Akufo-Addo expressed displeasure at the incident of open defecation in the country which he said should not be the case in 2019.
He said such conduct was undeserving of Ghanaians and must be eschewed.
The president said the government was working to enforce sanitation by-laws and deal with persons who flout it.
In 2018, President Akufo-Addo decried filth which he said had engulfed the country’s capital cities.
He further disclosed that a GH¢ 200 million had been earmarked to address the issue of filth, especially in Accra urgently.
“We are putting GH¢ 200m into addressing the sanitation challenges that we have. I am confident that by the time I come back next year, appreciable gains would have been made in improving our sanitation,” he said.
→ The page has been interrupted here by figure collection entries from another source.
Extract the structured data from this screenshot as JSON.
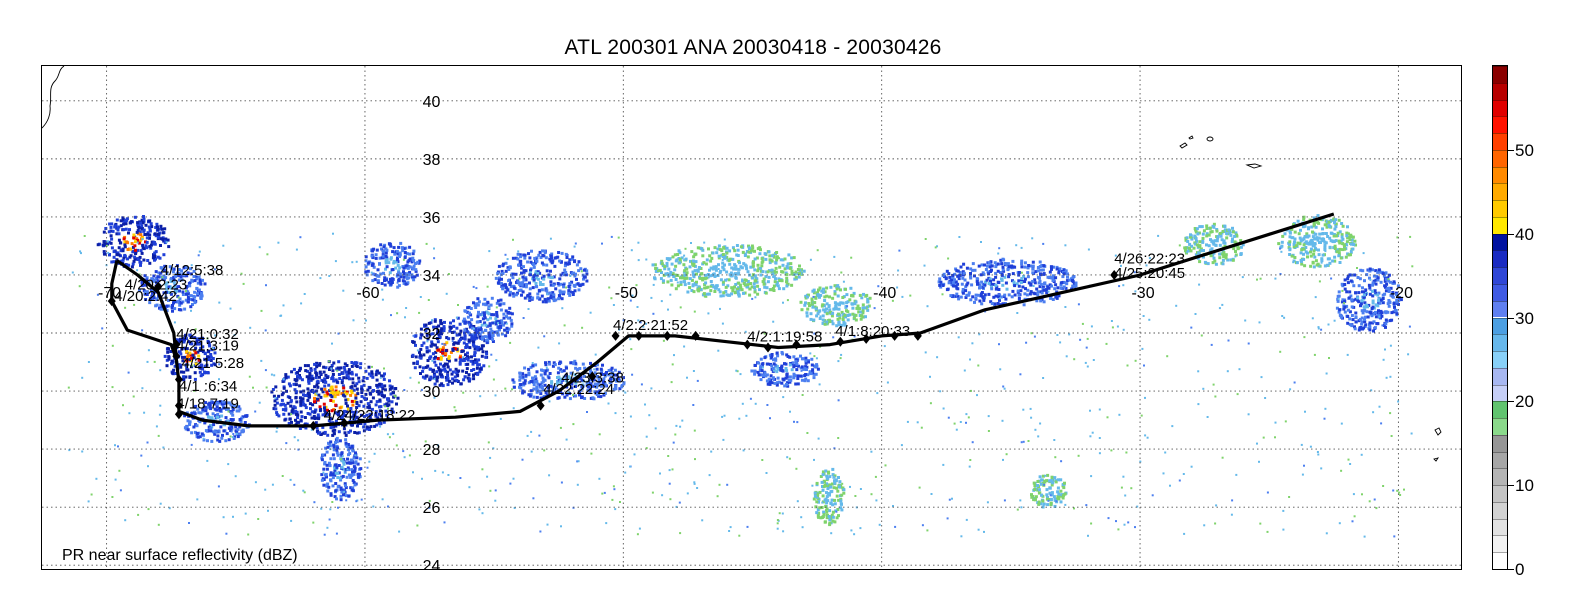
{
  "title": "ATL 200301 ANA 20030418 - 20030426",
  "footer_label": "PR near surface reflectivity (dBZ)",
  "map": {
    "lon_range": [
      -72.5,
      -17.5
    ],
    "lat_range": [
      23.8,
      41.2
    ],
    "lon_grid": [
      -70,
      -60,
      -50,
      -40,
      -30,
      -20
    ],
    "lat_grid": [
      40,
      38,
      36,
      34,
      32,
      30,
      28,
      26,
      24
    ],
    "lon_tick_labels": [
      "-70",
      "-60",
      "-50",
      "-40",
      "-30",
      "-20"
    ],
    "lat_tick_labels": [
      "40",
      "38",
      "36",
      "34",
      "32",
      "30",
      "28",
      "26",
      "24"
    ],
    "lat_label_lon": -58
  },
  "track": {
    "color": "#000000",
    "path": [
      [
        -69.6,
        34.5
      ],
      [
        -68.8,
        34.0
      ],
      [
        -68.0,
        33.4
      ],
      [
        -67.4,
        32.0
      ],
      [
        -67.3,
        31.1
      ],
      [
        -67.2,
        30.3
      ],
      [
        -67.2,
        29.3
      ],
      [
        -66.3,
        29.0
      ],
      [
        -64.5,
        28.8
      ],
      [
        -62.0,
        28.8
      ],
      [
        -59.5,
        29.0
      ],
      [
        -56.5,
        29.1
      ],
      [
        -54.0,
        29.3
      ],
      [
        -52.5,
        30.0
      ],
      [
        -51.0,
        31.0
      ],
      [
        -49.8,
        31.9
      ],
      [
        -48.0,
        31.9
      ],
      [
        -46.0,
        31.7
      ],
      [
        -44.0,
        31.5
      ],
      [
        -42.0,
        31.6
      ],
      [
        -40.0,
        31.9
      ],
      [
        -38.5,
        32.0
      ],
      [
        -36.0,
        32.8
      ],
      [
        -33.0,
        33.4
      ],
      [
        -30.0,
        34.0
      ],
      [
        -27.5,
        34.7
      ],
      [
        -25.0,
        35.4
      ],
      [
        -22.5,
        36.1
      ]
    ],
    "path_west": [
      [
        -69.6,
        34.5
      ],
      [
        -69.8,
        33.7
      ],
      [
        -69.8,
        33.1
      ],
      [
        -69.2,
        32.1
      ],
      [
        -67.5,
        31.6
      ],
      [
        -67.3,
        31.1
      ]
    ],
    "markers": [
      [
        -69.8,
        33.1
      ],
      [
        -68.0,
        33.6
      ],
      [
        -67.3,
        31.6
      ],
      [
        -67.3,
        31.2
      ],
      [
        -67.2,
        30.4
      ],
      [
        -67.2,
        29.5
      ],
      [
        -67.2,
        29.2
      ],
      [
        -62.0,
        28.8
      ],
      [
        -60.8,
        28.9
      ],
      [
        -53.2,
        29.5
      ],
      [
        -51.2,
        30.5
      ],
      [
        -50.3,
        31.9
      ],
      [
        -49.4,
        31.9
      ],
      [
        -48.3,
        31.9
      ],
      [
        -47.2,
        31.9
      ],
      [
        -45.2,
        31.6
      ],
      [
        -44.4,
        31.5
      ],
      [
        -43.3,
        31.6
      ],
      [
        -41.6,
        31.7
      ],
      [
        -40.6,
        31.8
      ],
      [
        -39.5,
        31.9
      ],
      [
        -38.6,
        31.9
      ],
      [
        -31.0,
        34.0
      ]
    ],
    "labels": [
      {
        "text": "4/12:5:38",
        "lon": -67.9,
        "lat": 34.0
      },
      {
        "text": "4/20:2:23",
        "lon": -69.3,
        "lat": 33.5
      },
      {
        "text": "4/20:2:42",
        "lon": -69.7,
        "lat": 33.1
      },
      {
        "text": "4/21:0:32",
        "lon": -67.3,
        "lat": 31.8
      },
      {
        "text": "4/21:3:19",
        "lon": -67.3,
        "lat": 31.4
      },
      {
        "text": "4/21 5:28",
        "lon": -67.1,
        "lat": 30.8
      },
      {
        "text": "4/1 :6:34",
        "lon": -67.2,
        "lat": 30.0
      },
      {
        "text": "4/18 7:19",
        "lon": -67.3,
        "lat": 29.4
      },
      {
        "text": "4/24/22:18:22",
        "lon": -61.6,
        "lat": 29.0
      },
      {
        "text": "4/23:3:38",
        "lon": -52.4,
        "lat": 30.3
      },
      {
        "text": "4/22:22:24",
        "lon": -53.1,
        "lat": 29.9
      },
      {
        "text": "4/2:2:21:52",
        "lon": -50.4,
        "lat": 32.1
      },
      {
        "text": "4/2:1:19:58",
        "lon": -45.2,
        "lat": 31.7
      },
      {
        "text": "4/1:8:20:33",
        "lon": -41.8,
        "lat": 31.9
      },
      {
        "text": "4/26:22:23",
        "lon": -31.0,
        "lat": 34.4
      },
      {
        "text": "4/25:20:45",
        "lon": -31.0,
        "lat": 33.9
      }
    ]
  },
  "reflectivity_field": {
    "cells": [
      {
        "lon": -69.0,
        "lat": 35.2,
        "rx": 1.4,
        "ry": 0.9,
        "level": "strong"
      },
      {
        "lon": -67.5,
        "lat": 33.6,
        "rx": 1.3,
        "ry": 0.8,
        "level": "moderate"
      },
      {
        "lon": -66.8,
        "lat": 31.2,
        "rx": 1.0,
        "ry": 0.8,
        "level": "strong"
      },
      {
        "lon": -65.8,
        "lat": 29.0,
        "rx": 1.3,
        "ry": 0.7,
        "level": "moderate"
      },
      {
        "lon": -61.2,
        "lat": 29.8,
        "rx": 2.5,
        "ry": 1.3,
        "level": "strong"
      },
      {
        "lon": -61.0,
        "lat": 27.4,
        "rx": 0.8,
        "ry": 1.1,
        "level": "moderate"
      },
      {
        "lon": -59.0,
        "lat": 34.4,
        "rx": 1.1,
        "ry": 0.8,
        "level": "moderate"
      },
      {
        "lon": -56.8,
        "lat": 31.4,
        "rx": 1.5,
        "ry": 1.2,
        "level": "strong"
      },
      {
        "lon": -55.3,
        "lat": 32.5,
        "rx": 1.0,
        "ry": 0.8,
        "level": "moderate"
      },
      {
        "lon": -53.2,
        "lat": 34.0,
        "rx": 1.8,
        "ry": 0.9,
        "level": "moderate"
      },
      {
        "lon": -52.2,
        "lat": 30.4,
        "rx": 2.2,
        "ry": 0.7,
        "level": "moderate"
      },
      {
        "lon": -46.0,
        "lat": 34.2,
        "rx": 3.0,
        "ry": 0.9,
        "level": "weak"
      },
      {
        "lon": -41.8,
        "lat": 33.0,
        "rx": 1.4,
        "ry": 0.7,
        "level": "weak"
      },
      {
        "lon": -43.8,
        "lat": 30.8,
        "rx": 1.3,
        "ry": 0.6,
        "level": "moderate"
      },
      {
        "lon": -35.2,
        "lat": 33.8,
        "rx": 2.7,
        "ry": 0.8,
        "level": "moderate"
      },
      {
        "lon": -27.2,
        "lat": 35.1,
        "rx": 1.2,
        "ry": 0.7,
        "level": "weak"
      },
      {
        "lon": -23.2,
        "lat": 35.2,
        "rx": 1.5,
        "ry": 0.9,
        "level": "weak"
      },
      {
        "lon": -21.2,
        "lat": 33.2,
        "rx": 1.3,
        "ry": 1.1,
        "level": "moderate"
      },
      {
        "lon": -33.6,
        "lat": 26.6,
        "rx": 0.7,
        "ry": 0.6,
        "level": "weak"
      },
      {
        "lon": -42.1,
        "lat": 26.4,
        "rx": 0.6,
        "ry": 1.0,
        "level": "weak"
      }
    ],
    "colors": {
      "weak": [
        "#7fd36b",
        "#64b9ea"
      ],
      "moderate": [
        "#4c7ff0",
        "#1f3fd8",
        "#64b9ea"
      ],
      "strong": [
        "#1f3fd8",
        "#0b1fa6",
        "#ffd200",
        "#ff7a00",
        "#e00000"
      ]
    }
  },
  "colorbar": {
    "tick_labels": [
      "0",
      "10",
      "20",
      "30",
      "40",
      "50"
    ],
    "tick_values": [
      0,
      10,
      20,
      30,
      40,
      50
    ],
    "range": [
      0,
      60
    ],
    "segments": [
      {
        "from": 0,
        "to": 2,
        "color": "#ffffff"
      },
      {
        "from": 2,
        "to": 4,
        "color": "#f2f2f2"
      },
      {
        "from": 4,
        "to": 6,
        "color": "#e2e2e2"
      },
      {
        "from": 6,
        "to": 8,
        "color": "#d2d2d2"
      },
      {
        "from": 8,
        "to": 10,
        "color": "#c4c4c4"
      },
      {
        "from": 10,
        "to": 12,
        "color": "#b4b4b4"
      },
      {
        "from": 12,
        "to": 14,
        "color": "#a6a6a6"
      },
      {
        "from": 14,
        "to": 16,
        "color": "#969696"
      },
      {
        "from": 16,
        "to": 18,
        "color": "#8ad98a"
      },
      {
        "from": 18,
        "to": 20,
        "color": "#61c46f"
      },
      {
        "from": 20,
        "to": 22,
        "color": "#c6cff7"
      },
      {
        "from": 22,
        "to": 24,
        "color": "#a7b7f1"
      },
      {
        "from": 24,
        "to": 26,
        "color": "#88d0f8"
      },
      {
        "from": 26,
        "to": 28,
        "color": "#67b8ec"
      },
      {
        "from": 28,
        "to": 30,
        "color": "#4c9fe2"
      },
      {
        "from": 30,
        "to": 32,
        "color": "#5f7ff0"
      },
      {
        "from": 32,
        "to": 34,
        "color": "#3f5ae3"
      },
      {
        "from": 34,
        "to": 36,
        "color": "#2f46d6"
      },
      {
        "from": 36,
        "to": 38,
        "color": "#1a2bc2"
      },
      {
        "from": 38,
        "to": 40,
        "color": "#0012a0"
      },
      {
        "from": 40,
        "to": 42,
        "color": "#ffe800"
      },
      {
        "from": 42,
        "to": 44,
        "color": "#ffcb00"
      },
      {
        "from": 44,
        "to": 46,
        "color": "#ffaa00"
      },
      {
        "from": 46,
        "to": 48,
        "color": "#ff8a00"
      },
      {
        "from": 48,
        "to": 50,
        "color": "#ff6500"
      },
      {
        "from": 50,
        "to": 52,
        "color": "#ff4000"
      },
      {
        "from": 52,
        "to": 54,
        "color": "#ff1200"
      },
      {
        "from": 54,
        "to": 56,
        "color": "#e00000"
      },
      {
        "from": 56,
        "to": 58,
        "color": "#b80000"
      },
      {
        "from": 58,
        "to": 60,
        "color": "#8a0000"
      }
    ]
  }
}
President Akufo-Addo, also has added his voice to calls by various civil society groups and international agencies for the two major political parties in the country to disband their vigilante groups.
Delivering his 2019 State of the Nation Address in Parliament, he said he had instructed the leadership of the New Patriotic Party (NPP) which he belongs to, to extend an invitation to the opposition National Democratic Congress (NDC) to discuss how to disband their respective vigilante groups.
Akufo-Addo said the phenomenon of political vigilantism has the potential of destabilizing the country and reversing the democratic gains the country has made over the years.
“I want to use the platform of this Message to make a sincere, passionate appeal to the leaders of the two main political parties in our country, NPP and NDC, to come together, as soon as possible, preferably next week, to agree on appropriate measures to bring an end to this worrying and unacceptable phenomenon of vigilantism in our body politic,” he said.
Citing the recent violence that marred the Ayawaso West Wuogon constituency due to activities of supposed politically-aligned vigilante groups, President Akufo-Addo, promised to use legislation to stop the phenomenon of political vigilantism if the two parties fail to stop it voluntarily.
“I have asked the leadership of the NPP to extend an invitation to the leadership of the NDC for such a meeting. The security services of the country will be on standby to assist this meeting… If voluntary disbandment by the parties is not feasible, then I will initiate legislation on the matter. Vigorous debate and the exchange of ideas should be the true basis of political dialogue and competition in our country, not the activities of party vigilante groups,” he added.
The phenomenon of vigilantism has become a topical issue in the country following a surge in acts of physical attacks and assaults carried out by members of vigilante groups aligned to Ghana’s major political parties, NDC and NPP.
Some of these attacks have resulted in death and injuries on victims including innocent citizens.
Recently, the presence of some masked and armed men at a polling station during the Ayawaso Wuogon by-election sparked conversations on the matter.